# Best geckos to handle



## PythonPete21 (Aug 2, 2013)

Hi everyone, I am looking to buy my partner a gecko or two as a gift. Just wondering which, if any are best for handling. I've heard they shouldn't be handled too much. But a) what is "too much" and b) which would be the most tolerant when it comes to handling?

Thank you!


----------



## PeppersGirl (Aug 2, 2013)

It depends on the individual, and their upbringing. As an example, I always hear that Marbled velvet geckos are extremely flighty and don't handle well at all - but when raised from hatchies with handling a few times a week mine have become very tolerant adults.

Often it seems that adult geckos are pretty set in their ways so my advice would be to get a youngster and raise it with gentle handling every day or two and not for too long at first. That said, they are still a fairly shy group so you can't expect too much.


----------



## Stebyi (Aug 2, 2013)

i have a southern spotted velvet gecko and he doesn't mind being handled every now and then


----------



## eipper (Aug 2, 2013)

get a blue tongue instead...much better for handling


----------



## PythonPete21 (Aug 2, 2013)

PeppersGirl said:


> It depends on the individual, and their upbringing. As an example, I always hear that Marbled velvet geckos are extremely flighty and don't handle well at all - but when raised from hatchies with handling a few times a week mine have become very tolerant adults.
> 
> Often it seems that adult geckos are pretty set in their ways so my advice would be to get a youngster and raise it with gentle handling every day or two and not for too long at first. That said, they are still a fairly shy group so you can't expect too much.



Thanks for your response PeppersGirl, I thought that may be the case but didn't want to assume then upset the little guys.


----------



## Ramsayi (Aug 2, 2013)

If you want a reptile to handle then do not get a gecko.All of them stress badly if handled.


----------



## Smithers (Aug 2, 2013)

Yep get a skink,Dragon or another reptile if you wanna handle it.


----------



## HerpNthusiast (Aug 2, 2013)

Yeah I agree my thick-tail doesn't mind being handled but it all depends on the animal 
some skinks, dragons or other reptiles may I suggest blue-tongues, jacky dragons and bearded dragons as they are really good to handle.


----------



## NickGeee (Aug 2, 2013)

Holding geckos is too much grief.
They will jump out of your hand when least expecting it and injure themselves.


----------



## PeppersGirl (Aug 2, 2013)

Sometimes (and especially at first or with flighty geckos) the trick is knowing when they're about to take off. As they'll be looking for the first dark spot to hide, you can create an instant dark spot by cupping your hands over them for some security.


----------



## GeckoJosh (Aug 2, 2013)

Geckos are like fish, sure you can handle them but they will hate every second of it and will have a good chance of being injured in the process.
You can easily handle pretty much any other type of lizard (except small skinks) so you have heaps of other options to choose from.


----------



## PythonOwner25 (Aug 2, 2013)

None, geckos are not the type of reptile that likes to be handled, and can easily stress them.


----------



## Sel (Aug 2, 2013)

Its too stressfull, on both you and the gecko..constantly worrying about it jumping out of your hand, losing its tail etc etc..and they hate being picked up..

Get a Beardy..


----------



## eipper (Aug 3, 2013)

Alright I will cut to the chase, Pepper, Antaresia and Steybi stop answering something you know little about.
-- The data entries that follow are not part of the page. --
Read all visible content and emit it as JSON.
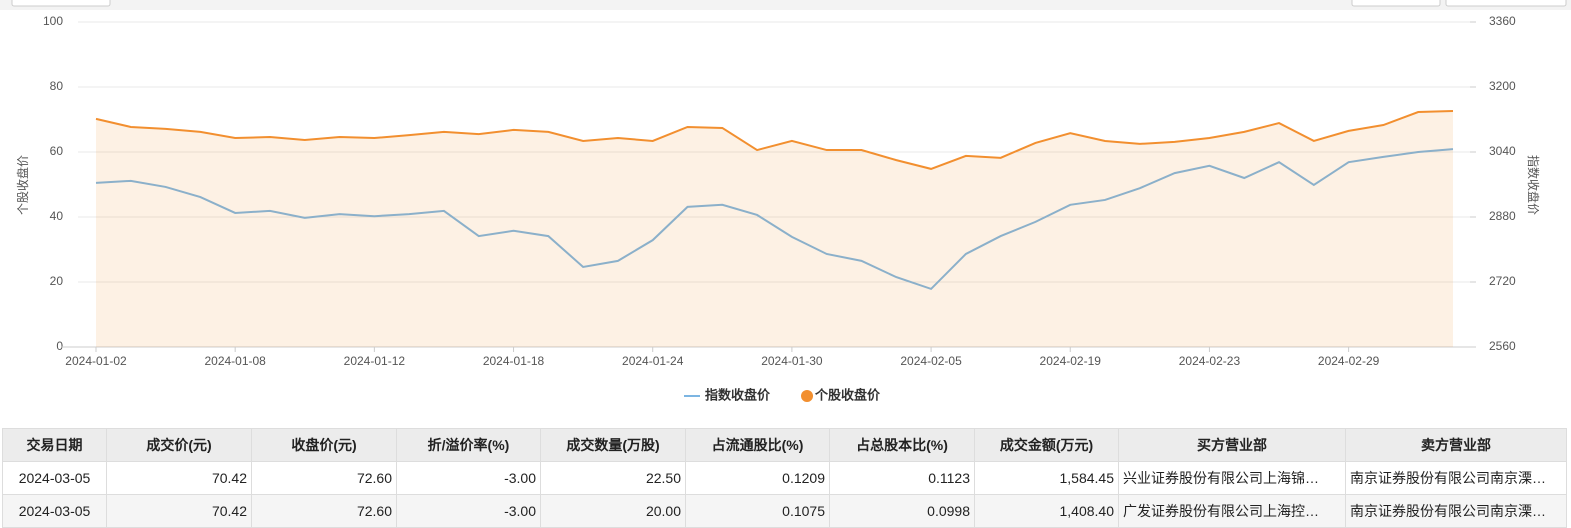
{
  "chart_data": {
    "type": "line",
    "y_label": "个股收盘价",
    "y2_label": "指数收盘价",
    "categories": [
      "2024-01-02",
      null,
      null,
      null,
      "2024-01-08",
      null,
      null,
      null,
      "2024-01-12",
      null,
      null,
      null,
      "2024-01-18",
      null,
      null,
      null,
      "2024-01-24",
      null,
      null,
      null,
      "2024-01-30",
      null,
      null,
      null,
      "2024-02-05",
      null,
      null,
      null,
      "2024-02-19",
      null,
      null,
      null,
      "2024-02-23",
      null,
      null,
      null,
      "2024-02-29",
      null,
      null,
      null
    ],
    "series": [
      {
        "name": "指数收盘价",
        "color": "#7cb5e2",
        "axis": "y2",
        "values": [
          2964,
          2969,
          2954,
          2929,
          2890,
          2895,
          2878,
          2887,
          2882,
          2887,
          2895,
          2833,
          2846,
          2833,
          2757,
          2772,
          2823,
          2905,
          2910,
          2885,
          2831,
          2789,
          2772,
          2732,
          2703,
          2789,
          2833,
          2868,
          2910,
          2922,
          2951,
          2988,
          3006,
          2976,
          3015,
          2959,
          3015,
          3028,
          3040,
          3047
        ]
      },
      {
        "name": "个股收盘价",
        "color": "#f28f2f",
        "area": true,
        "values": [
          70.2,
          67.7,
          67.1,
          66.2,
          64.3,
          64.6,
          63.7,
          64.6,
          64.3,
          65.2,
          66.2,
          65.5,
          66.8,
          66.2,
          63.4,
          64.3,
          63.4,
          67.7,
          67.4,
          60.6,
          63.4,
          60.6,
          60.6,
          57.5,
          54.8,
          58.8,
          58.2,
          62.8,
          65.8,
          63.4,
          62.5,
          63.1,
          64.3,
          66.2,
          68.9,
          63.4,
          66.5,
          68.3,
          72.3,
          72.6
        ]
      }
    ],
    "ylim": [
      0,
      100
    ],
    "yticks": [
      0,
      20,
      40,
      60,
      80,
      100
    ],
    "y2lim": [
      2560,
      3360
    ],
    "y2ticks": [
      2560,
      2720,
      2880,
      3040,
      3200,
      3360
    ],
    "grid": true,
    "legend": "bottom"
  },
  "table": {
    "header": [
      "交易日期",
      "成交价(元)",
      "收盘价(元)",
      "折/溢价率(%)",
      "成交数量(万股)",
      "占流通股比(%)",
      "占总股本比(%)",
      "成交金额(万元)",
      "买方营业部",
      "卖方营业部"
    ],
    "rows": [
      [
        "2024-03-05",
        "70.42",
        "72.60",
        "-3.00",
        "22.50",
        "0.1209",
        "0.1123",
        "1,584.45",
        "兴业证券股份有限公司上海锦…",
        "南京证券股份有限公司南京溧…"
      ],
      [
        "2024-03-05",
        "70.42",
        "72.60",
        "-3.00",
        "20.00",
        "0.1075",
        "0.0998",
        "1,408.40",
        "广发证券股份有限公司上海控…",
        "南京证券股份有限公司南京溧…"
      ]
    ]
  }
}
Python...if you want a gecko you can handle buy one from a toy or homewares store. Live Geckos should not be handled except when removing from the cage from husbandry related issues.

If you want something to handle look to something else


----------



## PythonPete21 (Aug 3, 2013)

Thanks for all the info guys. I think it's best I avoid geckos. Not fair on them if it stresses them. I'd never put a creature in a situation they're not comfortable with.


----------



## GeckoJosh (Aug 3, 2013)

PythonPete21 said:


> Thanks for all the info guys. I think it's best I avoid geckos. Not fair on them if it stresses them. I'd never put a creature in a situation they're not comfortable with.



No need to avoid them, just get something else to handle and keep geckos to enjoy their interesting behavior when not interacting with humans, just because you cannot handle them does not mean they aren't great pets.


----------



## Rogue5861 (Aug 4, 2013)

GeckoJosh said:


> No need to avoid them, just get something else to handle and keep geckos to enjoy their interesting behavior when not interacting with humans, just because you cannot handle them does not mean they aren't great pets.



So true. There are some amazing species of native geckos that we can keep, cant wait to get some spiney tails.


Rick


----------



## buffcoat (Aug 4, 2013)

Too bad you can't have African Fat Tails. They are so tolerable. 

We, or should I say she (better half), has 3 crested geckos. They honestly weird me out. Jumpy, flighty and fast lil buggers. 

I agree with others though, you want something to handle get a bluey or a beardie. Either are very tolerable to us and they have such a personality all to their own.

Sent from my SAMSUNG-SGH-I747 using Tapatalk 2


----------



## jordo (Aug 4, 2013)

Why is it ok to handle a bluetongue and not a levis? Both species demonstrate that they don't like it as juveniles (levis arc up and growl and blueys hiss etc) and both species calm down with age. I have kept levis and milii that just don't care about being handled, just like a bluetongue. Same thing is said with pygos, that they can't be handled. It's rubbish, they're incredibly calm animals that if handled from a young age, as you would to tame a bluetongue, they don't mind at all.


----------



## eipper (Aug 5, 2013)

There is a huge difference to the capacity of tolerance to periodic handling in Levis or a pygopod to Tiliqua. I have had quiet geckos and pygos but not to the extent of Bluetongues. There is a different between periodic and occasional handling. Eg my salebrosus tolerate me picking them up, but move out of my hand to find a better alternative where as most of my blue tongues could careless as long as they are supported.


----------